I think I can answer this question, because of an experience I had as a child, one that is not very uncommon but which in several ways determined how my life would be.
When I was in the fifth grade, all of us were given a series of little tests that involved, I think, pattern-matching, grammar, a little math, etc. I don't recall knowing what it was about, but the result was that months later my parents received a letter saying that I would be allowed to go to another school over an hour away, where I would be taught "Humanities," along with about a hundred other students from all over the county we lived in, who had been identified by the tests as specially gifted. This school operated something called a "magnet" program, which meant that children like me (i.e., almost without exception, white or Asian, bookish, and with wealthy and/or educated parents) were bused from all around to do relatively more rigorous schooling in what would otherwise have been an "underperforming" and therefore underfunded school.

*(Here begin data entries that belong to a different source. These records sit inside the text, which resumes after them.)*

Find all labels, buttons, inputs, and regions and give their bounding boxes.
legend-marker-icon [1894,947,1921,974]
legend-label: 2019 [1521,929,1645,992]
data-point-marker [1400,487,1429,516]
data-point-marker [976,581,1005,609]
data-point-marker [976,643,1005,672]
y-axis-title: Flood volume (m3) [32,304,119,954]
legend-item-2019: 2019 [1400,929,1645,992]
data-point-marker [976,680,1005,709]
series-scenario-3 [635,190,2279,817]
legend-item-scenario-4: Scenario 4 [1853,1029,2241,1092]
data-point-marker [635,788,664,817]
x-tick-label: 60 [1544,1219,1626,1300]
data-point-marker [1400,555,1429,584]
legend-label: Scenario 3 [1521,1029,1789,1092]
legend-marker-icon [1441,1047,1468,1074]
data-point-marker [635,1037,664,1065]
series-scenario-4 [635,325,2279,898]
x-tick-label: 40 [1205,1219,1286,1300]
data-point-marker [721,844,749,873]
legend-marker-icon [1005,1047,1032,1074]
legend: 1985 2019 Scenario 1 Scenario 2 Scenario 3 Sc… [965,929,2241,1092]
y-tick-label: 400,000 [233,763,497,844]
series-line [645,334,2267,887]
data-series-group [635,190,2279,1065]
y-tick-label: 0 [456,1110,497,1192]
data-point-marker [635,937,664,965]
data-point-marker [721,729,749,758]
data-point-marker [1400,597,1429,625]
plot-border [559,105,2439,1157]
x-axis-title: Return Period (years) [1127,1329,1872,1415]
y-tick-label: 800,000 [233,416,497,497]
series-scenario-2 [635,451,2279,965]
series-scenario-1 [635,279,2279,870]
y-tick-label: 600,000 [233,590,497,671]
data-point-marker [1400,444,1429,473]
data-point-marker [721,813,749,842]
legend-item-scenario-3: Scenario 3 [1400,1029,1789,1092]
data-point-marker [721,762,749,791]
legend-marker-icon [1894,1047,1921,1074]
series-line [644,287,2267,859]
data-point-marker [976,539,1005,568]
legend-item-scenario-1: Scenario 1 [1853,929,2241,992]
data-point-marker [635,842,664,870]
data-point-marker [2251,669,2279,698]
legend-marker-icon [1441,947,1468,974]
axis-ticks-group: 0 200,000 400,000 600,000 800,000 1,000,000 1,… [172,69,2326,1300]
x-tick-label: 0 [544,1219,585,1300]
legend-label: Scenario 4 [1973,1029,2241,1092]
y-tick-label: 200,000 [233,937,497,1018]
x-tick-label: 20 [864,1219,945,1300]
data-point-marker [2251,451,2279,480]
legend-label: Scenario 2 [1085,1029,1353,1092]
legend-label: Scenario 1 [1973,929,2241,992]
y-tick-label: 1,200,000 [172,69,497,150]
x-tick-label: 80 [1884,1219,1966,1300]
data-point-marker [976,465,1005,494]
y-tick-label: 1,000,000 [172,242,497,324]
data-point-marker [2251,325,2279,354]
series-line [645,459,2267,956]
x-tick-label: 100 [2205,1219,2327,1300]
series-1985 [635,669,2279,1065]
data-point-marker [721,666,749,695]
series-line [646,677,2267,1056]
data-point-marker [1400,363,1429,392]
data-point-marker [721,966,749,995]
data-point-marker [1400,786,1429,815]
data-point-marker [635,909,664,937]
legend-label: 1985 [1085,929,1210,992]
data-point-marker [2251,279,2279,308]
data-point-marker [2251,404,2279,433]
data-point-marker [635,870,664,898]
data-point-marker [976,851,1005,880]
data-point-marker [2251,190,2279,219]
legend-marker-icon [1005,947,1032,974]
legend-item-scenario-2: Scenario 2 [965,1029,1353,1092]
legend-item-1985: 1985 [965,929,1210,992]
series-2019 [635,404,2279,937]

That school was in a much poorer district than the one I grew up in and, as I would discover, the children who were actually from that district had very different notions of what school was for, and very different expectations as to how their lives would go. They all took their classes with beleaguered teachers of their own race, who were constantly yelling at them. Buzzers by the doors of their classrooms allowed these teachers to call security on their own students and have them removed from the classroom. I remember distinctly the sound of those buzzers, because they were constantly being pressed. Posters hung on the walls of these classrooms that made promises like, No Student Will Fail My Class, something I had never even considered before. There were metal detectors in the building, which it took me some time to realize were not intended against me at all. There were also police, with guns, I remember, who payed me no attention but were constantly on the alert for these children, who my new friends obliquely called "non-magnets."
The point of this is to say that in the classes I was taking, everyone, including me, was a model of docility. I very often took painstaking and obsessive care with my homework, only to forget it on the kitchen table. On such occasions I would actually weep - and this was not at all unusual. This was because we were all being prepared for a specific kind of destiny that included elite schooling and then some position of responsibility and authority in capitalist white society. There was not one of us who had not already decided to submit completely to the kind of discipline that requires.
Somewhere in the Genealogy of Morals, I think, Nietzsche makes this argument that the more rich and powerful a state becomes, the more it can afford to be lenient, instead of cruel. I find it completely possible to imagine that as the planetary control of capital expands and deepens, very many more of us will have lives somewhat like the docile one I have led. That is, many more people, maybe everyone, will learn to police themselves well enough that no violence has to be used against us. There are, you know, countries where the police still do not carry firearms. In Japan I read that the police will sometimes address drunken disturbances by surrounding and cocooning the perpetrator in soft mattresses.
Can the state exist without physical violence? I am not sure. Certainly I don't think it ever has. But I know that for me, and for many others, it might as well. I also know that, far from making its presence acceptable to me, this fact is a pretty weighty and annoying psychic burden.